Mr Trudeau said in a statement he had asked John McCallum to step down, but did not offer a reason.
The detention of Meng Wanzhou, at the request of the US, angered China and soured Canada's relations with Beijing.
Ms Meng, Huawei's chief financial officer, is accused by the US of evading sanctions on Iran. Both she and Huawei deny those allegations.
What did Justin Trudeau say?
In a statement, the Canadian prime minister said: "Last night I asked for and accepted John McCallum's resignation as Canada's ambassador to China."
The veteran diplomat, Mr Trudeau added, had served Canadians honourably and with distinction with many positions in cabinet.
He also thanked the diplomat and his family for their service.
What about the ambassador's remarks?
Mr McCallum caused controversy on Tuesday when he publicly argued that the US extradition request for Ms Meng was seriously flawed.
The next day he issued a statement saying that he "misspoke" and regretted that his comments had created "confusion".
But on Friday he was quoted as saying it would be "great for Canada" if the US dropped the request.
Mr McCallum was appointed Canada's ambassador to China in 2017, stepping down as the immigration minister.
Canadian media say he was eager to take over the posting because of his strong personal connection to China.
Mr McCallum's wife is ethnically Chinese, and he had a large Chinese-Canadian population in his former constituency in Ontario.

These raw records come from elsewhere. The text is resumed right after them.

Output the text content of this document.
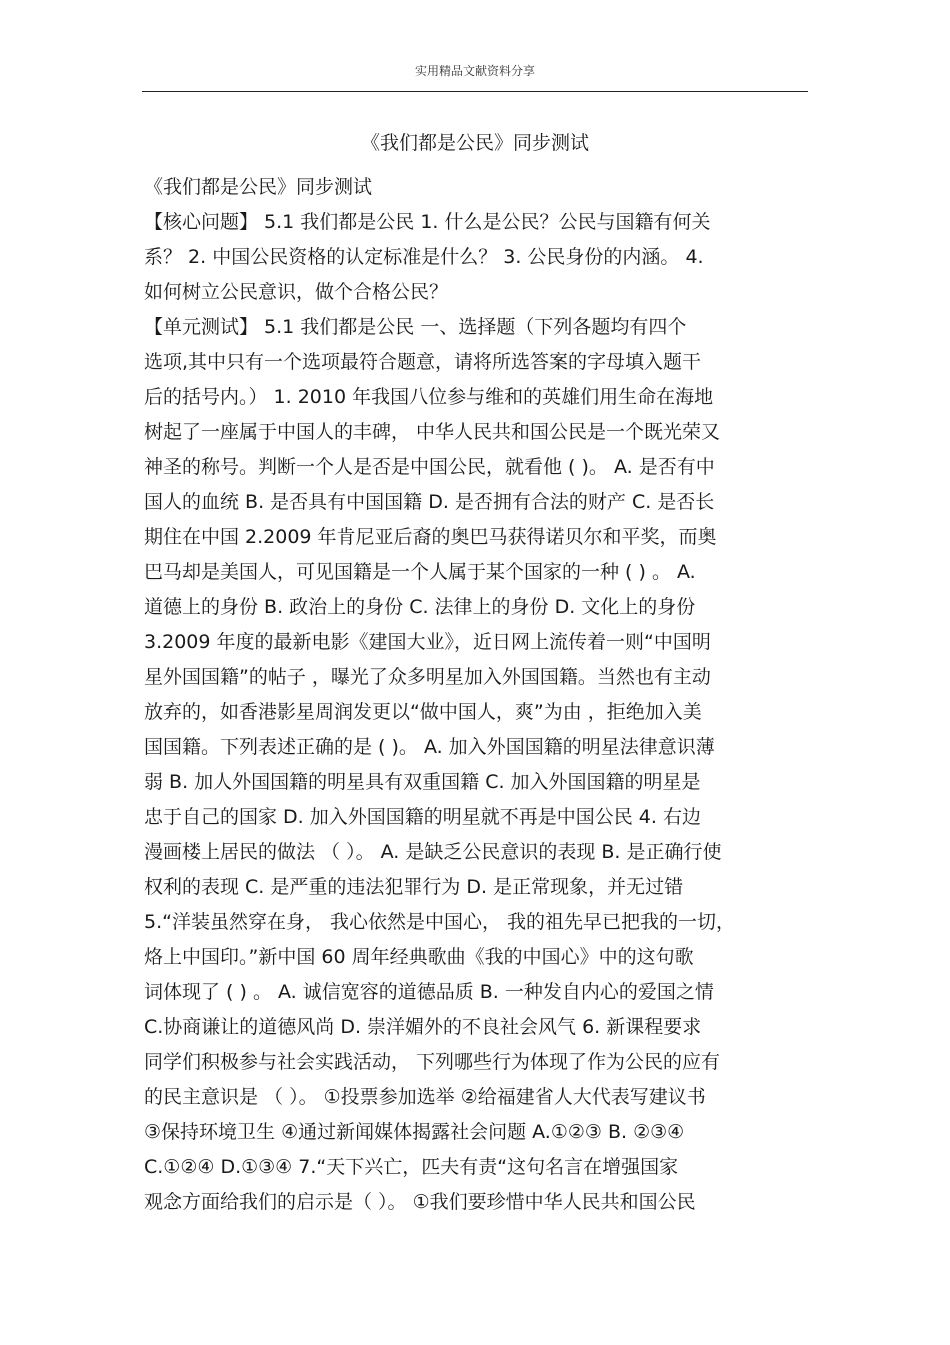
实用精品文献资料分享
《我们都是公民》同步测试
《我们都是公民》同步测试
【核心问题】 5.1 我们都是公民 1. 什么是公民？公民与国籍有何关
系？ 2. 中国公民资格的认定标准是什么？ 3. 公民身份的内涵。 4.
如何树立公民意识，做个合格公民？
【单元测试】 5.1 我们都是公民 一、选择题（下列各题均有四个
选项,其中只有一个选项最符合题意，请将所选答案的字母填入题干
后的括号内。） 1. 2010 年我国八位参与维和的英雄们用生命在海地
树起了一座属于中国人的丰碑， 中华人民共和国公民是一个既光荣又
神圣的称号。判断一个人是否是中国公民，就看他 ( )。 A. 是否有中
国人的血统 B. 是否具有中国国籍 D. 是否拥有合法的财产 C. 是否长
期住在中国 2.2009 年肯尼亚后裔的奥巴马获得诺贝尔和平奖，而奥
巴马却是美国人，可见国籍是一个人属于某个国家的一种 ( ) 。 A.
道德上的身份 B. 政治上的身份 C. 法律上的身份 D. 文化上的身份
3.2009 年度的最新电影《建国大业》，近日网上流传着一则“中国明
星外国国籍”的帖子 ，曝光了众多明星加入外国国籍。当然也有主动
放弃的，如香港影星周润发更以“做中国人，爽”为由 ，拒绝加入美
国国籍。下列表述正确的是 ( )。 A. 加入外国国籍的明星法律意识薄
弱 B. 加人外国国籍的明星具有双重国籍 C. 加入外国国籍的明星是
忠于自己的国家 D. 加入外国国籍的明星就不再是中国公民 4. 右边
漫画楼上居民的做法 （ ）。 A. 是缺乏公民意识的表现 B. 是正确行使
权利的表现 C. 是严重的违法犯罪行为 D. 是正常现象，并无过错
5.“洋装虽然穿在身， 我心依然是中国心， 我的祖先早已把我的一切，
烙上中国印。”新中国 60 周年经典歌曲《我的中国心》中的这句歌
词体现了 ( ) 。 A. 诚信宽容的道德品质 B. 一种发自内心的爱国之情
C.协商谦让的道德风尚 D. 崇洋媚外的不良社会风气 6. 新课程要求
同学们积极参与社会实践活动， 下列哪些行为体现了作为公民的应有
的民主意识是 （ ）。 ①投票参加选举 ②给福建省人大代表写建议书
③保持环境卫生 ④通过新闻媒体揭露社会问题 A.①②③ B. ②③④
C.①②④ D.①③④ 7.“天下兴亡，匹夫有责“这句名言在增强国家
观念方面给我们的启示是（ ）。 ①我们要珍惜中华人民共和国公民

Mr McCallum also served as Canada's defence minister in 2002-03.
What's the latest on Meng Wanzhou's case?
She was arrested on 1 December in Canada's western city of Vancouver at the request of the US.
She was later granted a C$10m (£5.7m; $7.6m) bail by a local court. But she is under surveillance 24 hours a day and must wear an electronic ankle tag.
Earlier this month, US officials confirmed they planned to pursue the extradition of Ms Wanzhou.
Washington has 60 days to file a formal demand for extradition, a deadline that will be reached 30 January.
China's foreign ministry has urged US officials to withdraw the arrest order and refrain from moving ahead with the extradition request.
Ms Meng's case has led to rising diplomatic tensions between Canada and China.
Earlier this month, a Canadian man was sentenced to death in China after a court said a jail term of 15 years was too lenient.
Two other Canadians - businessman Michael Spavor and former diplomat Michael Kovrg - were arrested following the detention of Ms Meng.
Some China analysts believe that the arrests were a tit-for-tat response to her detention, a claim Chinese officials have denied.